I’m a big Christmas guy – I love the build up to the festive period, spending time with friends and family, the excuse to have a beer everyday and all the sports that are on over the two weeks or so.
However, I’m increasingly being left with a sour taste in the mouth when New Year rolls around because an all too predictable situation rears it’s head during the first few days of whatever year we head into. Cardiff Rugby face the Ospreys, start pretty well, the conditions prevent us running away with the game, the opposition revert to a heavily forwards-focused style of play, and steal the win.
To address the elephant in the room early, by “conditions” I don’t mean the pitch. Generally a Welsh winter brings wind and rain that don’t suit the Blue and Blacks more expansive style of play. Switch to the game between the two teams later in the season and the better conditions tend to help us, as we saw at Judgement Day back in April.
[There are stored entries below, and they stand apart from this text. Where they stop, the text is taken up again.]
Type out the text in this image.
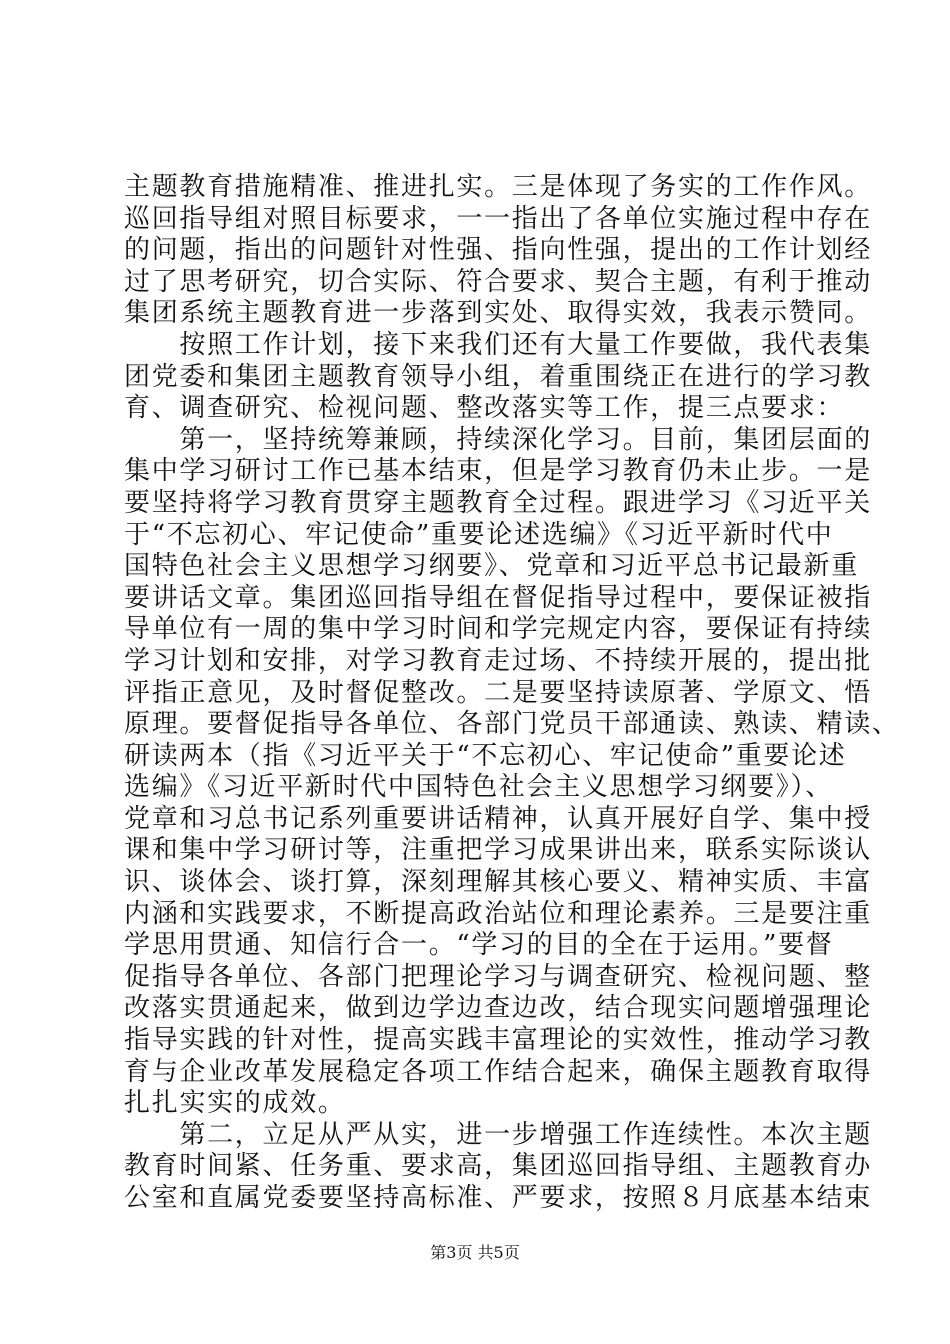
主题教育措施精准、推进扎实。三是体现了务实的工作作风。
巡回指导组对照目标要求，一一指出了各单位实施过程中存在
的问题，指出的问题针对性强、指向性强，提出的工作计划经
过了思考研究，切合实际、符合要求、契合主题，有利于推动
集团系统主题教育进一步落到实处、取得实效，我表示赞同。
　　按照工作计划，接下来我们还有大量工作要做，我代表集
团党委和集团主题教育领导小组，着重围绕正在进行的学习教
育、调查研究、检视问题、整改落实等工作，提三点要求：
　　第一，坚持统筹兼顾，持续深化学习。目前，集团层面的
集中学习研讨工作已基本结束，但是学习教育仍未止步。一是
要坚持将学习教育贯穿主题教育全过程。跟进学习《习近平关
于“不忘初心、牢记使命”重要论述选编》《习近平新时代中
国特色社会主义思想学习纲要》、党章和习近平总书记最新重
要讲话文章。集团巡回指导组在督促指导过程中，要保证被指
导单位有一周的集中学习时间和学完规定内容，要保证有持续
学习计划和安排，对学习教育走过场、不持续开展的，提出批
评指正意见，及时督促整改。二是要坚持读原著、学原文、悟
原理。要督促指导各单位、各部门党员干部通读、熟读、精读、
研读两本（指《习近平关于“不忘初心、牢记使命”重要论述
选编》《习近平新时代中国特色社会主义思想学习纲要》）、
党章和习总书记系列重要讲话精神，认真开展好自学、集中授
课和集中学习研讨等，注重把学习成果讲出来，联系实际谈认
识、谈体会、谈打算，深刻理解其核心要义、精神实质、丰富
内涵和实践要求，不断提高政治站位和理论素养。三是要注重
学思用贯通、知信行合一。“学习的目的全在于运用。”要督
促指导各单位、各部门把理论学习与调查研究、检视问题、整
改落实贯通起来，做到边学边查边改，结合现实问题增强理论
指导实践的针对性，提高实践丰富理论的实效性，推动学习教
育与企业改革发展稳定各项工作结合起来，确保主题教育取得
扎扎实实的成效。
　　第二，立足从严从实，进一步增强工作连续性。本次主题
教育时间紧、任务重、要求高，集团巡回指导组、主题教育办
公室和直属党委要坚持高标准、严要求，按照８月底基本结束
第3页 共5页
The pitch at the Brewery Field on New Year’s Day was nowhere near a professional standard pitch, that’s not something can be argued. It’s not Bridgend RFC’s fault – the weather has been atrocious and they are a community club, but that shouldn’t be the setting for a major Welsh festive derby in a league that wants to be considered the best in the Northern Hemisphere.
None of that is an excuse though, it’s just a statement. The pitch was not why Cardiff lost to the Ospreys. We lost an NYD game with a very similar timeline of events just 12 months ago on the artificial pitch at the Arms Park. We lost this year’s NYD game because once again we allowed our rivals from the West to assert their forward dominance in the second half.
It started well for the Blue and Blacks, riding out an early wave of Ospreys pressure and then starting to get ourselves into the game with some dominant wins in aerial battles, solid set piece work and smart variations off Tomos Williams that kept the opposition defence turning towards their own try line and on the back foot.
The Cardiff 9 was at his zippy best despite the swamp underfoot, with a sharp tap penalty leading to an Owen Lane try, before Mason Grady got the better of Jack Walsh in the air to go under the posts as Tinus De Beer and Cameron Winnett produced an exemplary kicking performance, both from hand and off the tee in the case of the South African.

Unfortunately after the break, Matt Sherratt’s men were unable to repeat those elements of the game that had worked so well in the first half. The aerial battle started to turn as some unforced errors crept into proceedings; both handling and communication allowing the ball to hit the ground regularly and the Ospreys to recover easy possession or have set pieces in attacking areas.
As ever, Toby Booth’s side had picked a quality, and crucially big, pack that started to assert themselves at the maul. With momentum turning the Cardiff errors started becoming more regular, slipping into the defensive game in the form of cheap penalties as a desperation to stop the tide turning reared its head.
Once referee Adam Jones had awarded the home side a penalty try and sent James Botham to the sin bin there was a certain inevitability about how the rest of the game would go, and so it came to pass as the Blue and Blacks were unable to earn any territory and stayed right under the pump with Josh Turnbull taking a second yellow card of the half.
Hindsight is a wonderful thing but Sherratt may feel that the decision not to empty the 6/2 bench particularly early in the second half, especially once we went down to 14-men the first time, was a mistake. In truth though I’m not too sure it would have made much difference to the result, especially as the tight five replacements were on the whole lighter than their starting colleagues.
In the absence of the ability to compete up front when Ospreys turn the screw in tough conditions, Cardiff have to be 100% spot on in the kicking, transition and territory game in these New Year encounters, but the second half at the Brewery Field was a long way off that.
A tough one to take after a largely positive December culminating in a blowout victory over the Dragons, but a mini-break of 12 days coming before the switch back to Investec Champions Cup action a week Saturday against Harlequins is a welcome chance to switch off, recover and refocus.
The English side will be looking to play a similarly open game to Cardiff, and after the frustration of being stuck in the mud at Bridgend, the chance to stretch the legs on the Arms Park is one the players should be well up for under the lights on a European night.